Over the years, I've worked on several different systems that wrote those "10-100" lines of message framing from scratch, and had to fix subtle, hard-to-track-down bugs with those. It's a conceptually simple thing that's very easy to have subtle bugs in edge cases. Edge cases that are difficult or impossible to produce in development systems, that do happen in production systems once you're running high volumes. An example of this is sockets pausing and in the middle of sending the multi-byte length, and needing to fiddle with certain parameters on the sockets that control heartbeat and other minutia.

It's certainly simple to write something that works well, but also very simple to write something that works well but will fail in subtle ways under certain kinds of circumstances.

2 comments

With (dirt simple) length-prefix framing, and blocking reads, pauses and such are non-issues. e.g. blocking read for 2 length bytes, blocking read for N bytes of payload. If your read fails for any reason, or you've timed out, then you give up and close the connection.

Your application protocol needs to handle timeouts (some sort of retry, preferably with some notion of idempotency).

The problem with:

> > Length-prefixed message framing winds up being 10-100 lines of code in almost any language/environment.

is that it's not really a response the ZMQ feature.

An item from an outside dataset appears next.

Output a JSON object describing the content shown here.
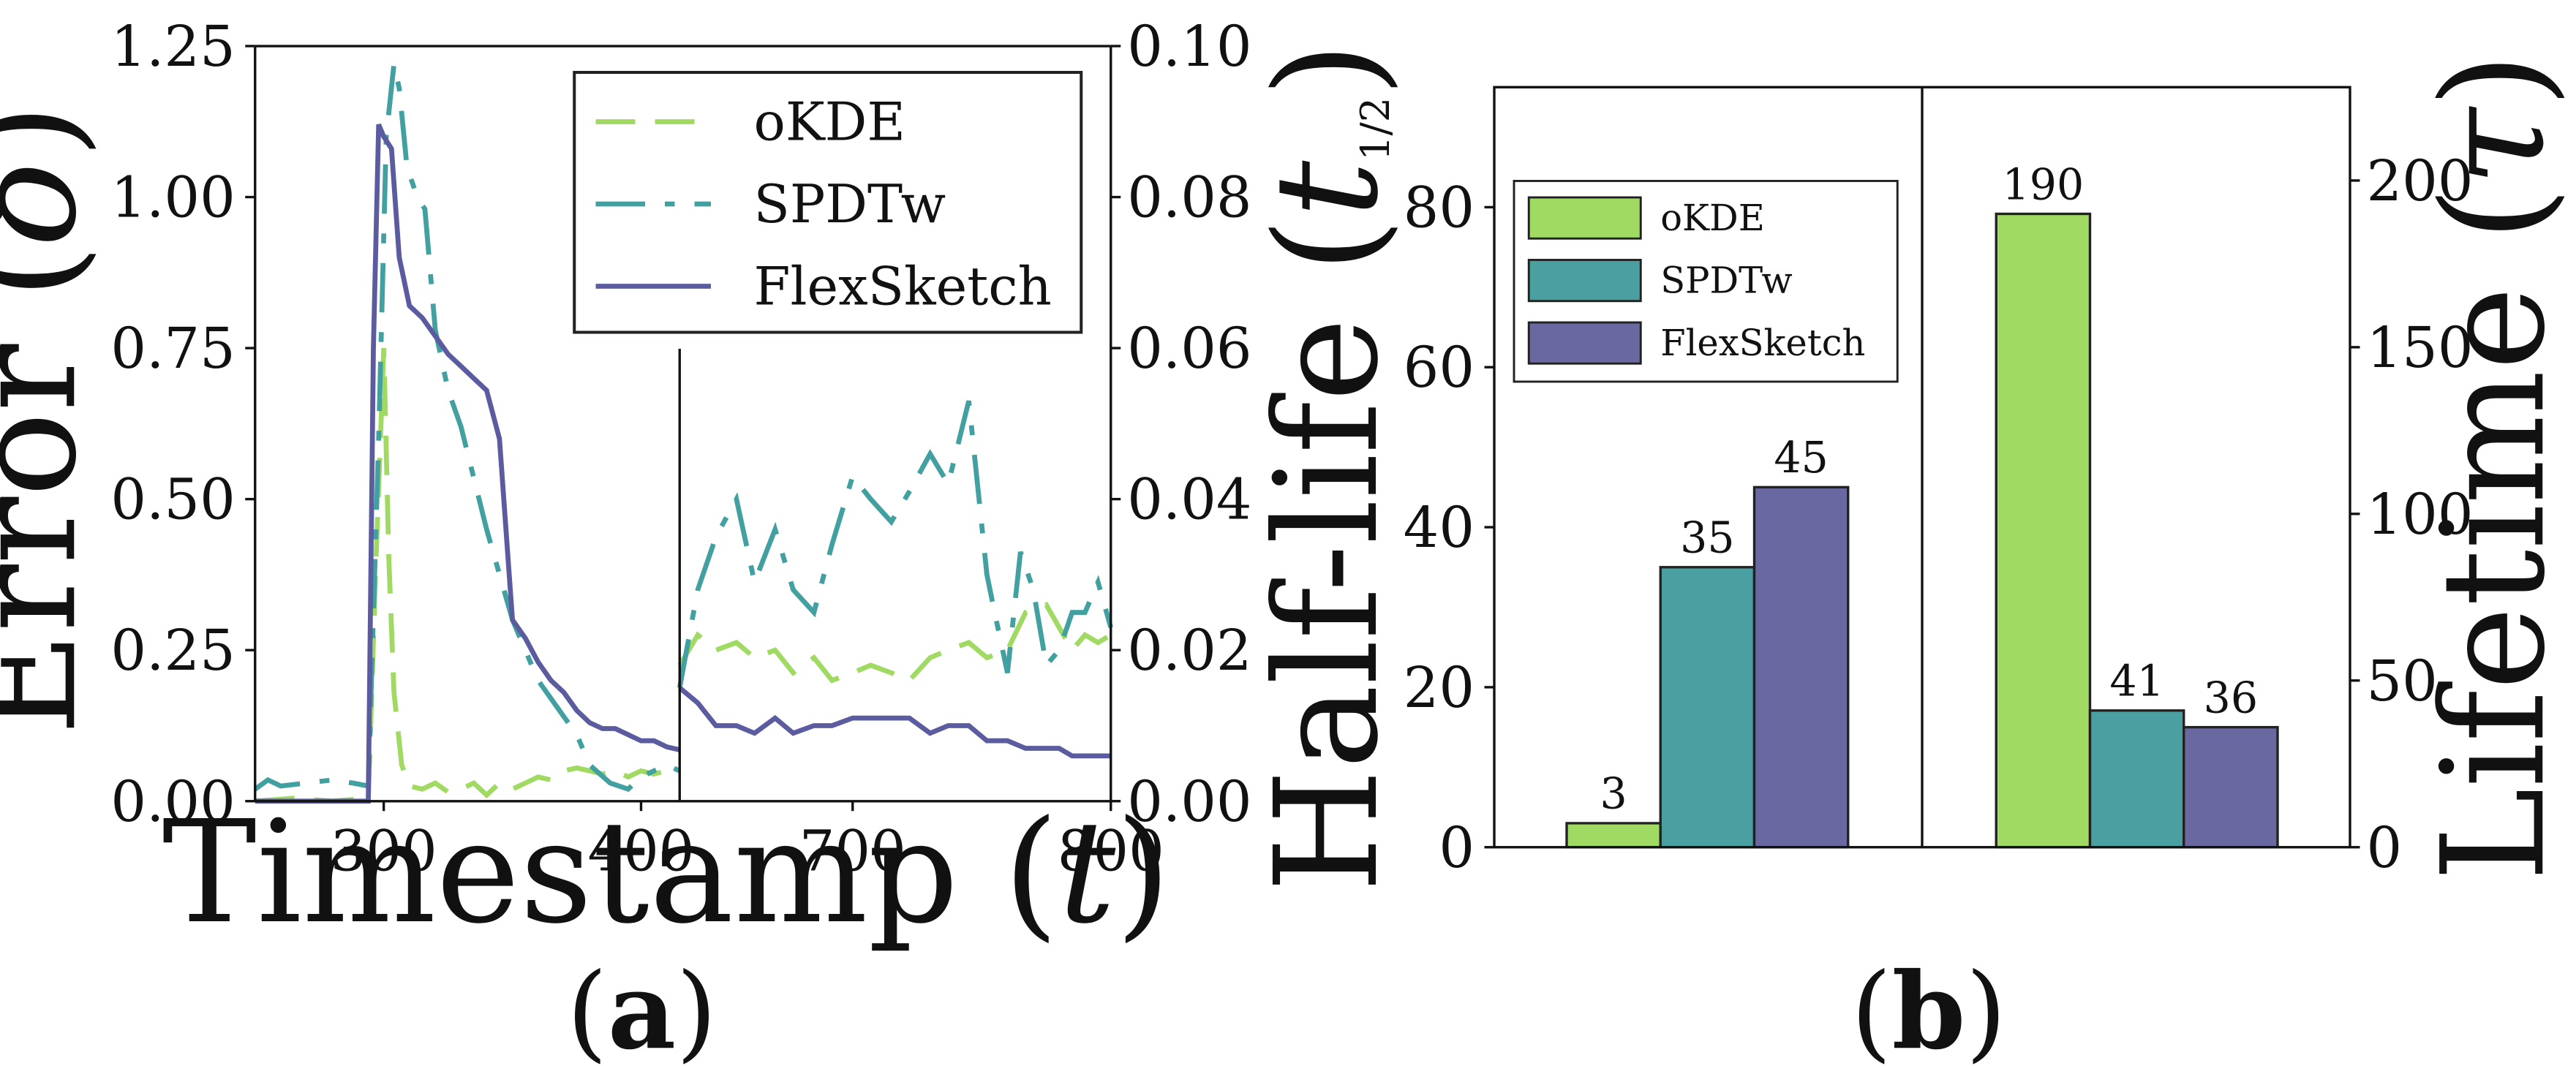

With ZMQ you don't have to reimplement for every application and platform.

Can you elaborate on why pausing on sending is particularly tricky when sending a multi-byte length header compared to say pauses on any other part of the payload?
It's particularly tricky when dealing with async code, where you can't simply say "block here till you have 4 bytes." If you're just getting in events that say "you received n bytes and here they are."
All networking code should work even if it receives 1 byte at a time. Use a buffer, and have some sort of abstraction responsible for packetizing the input. The output of that module is a fully formed frame ready for interpretation.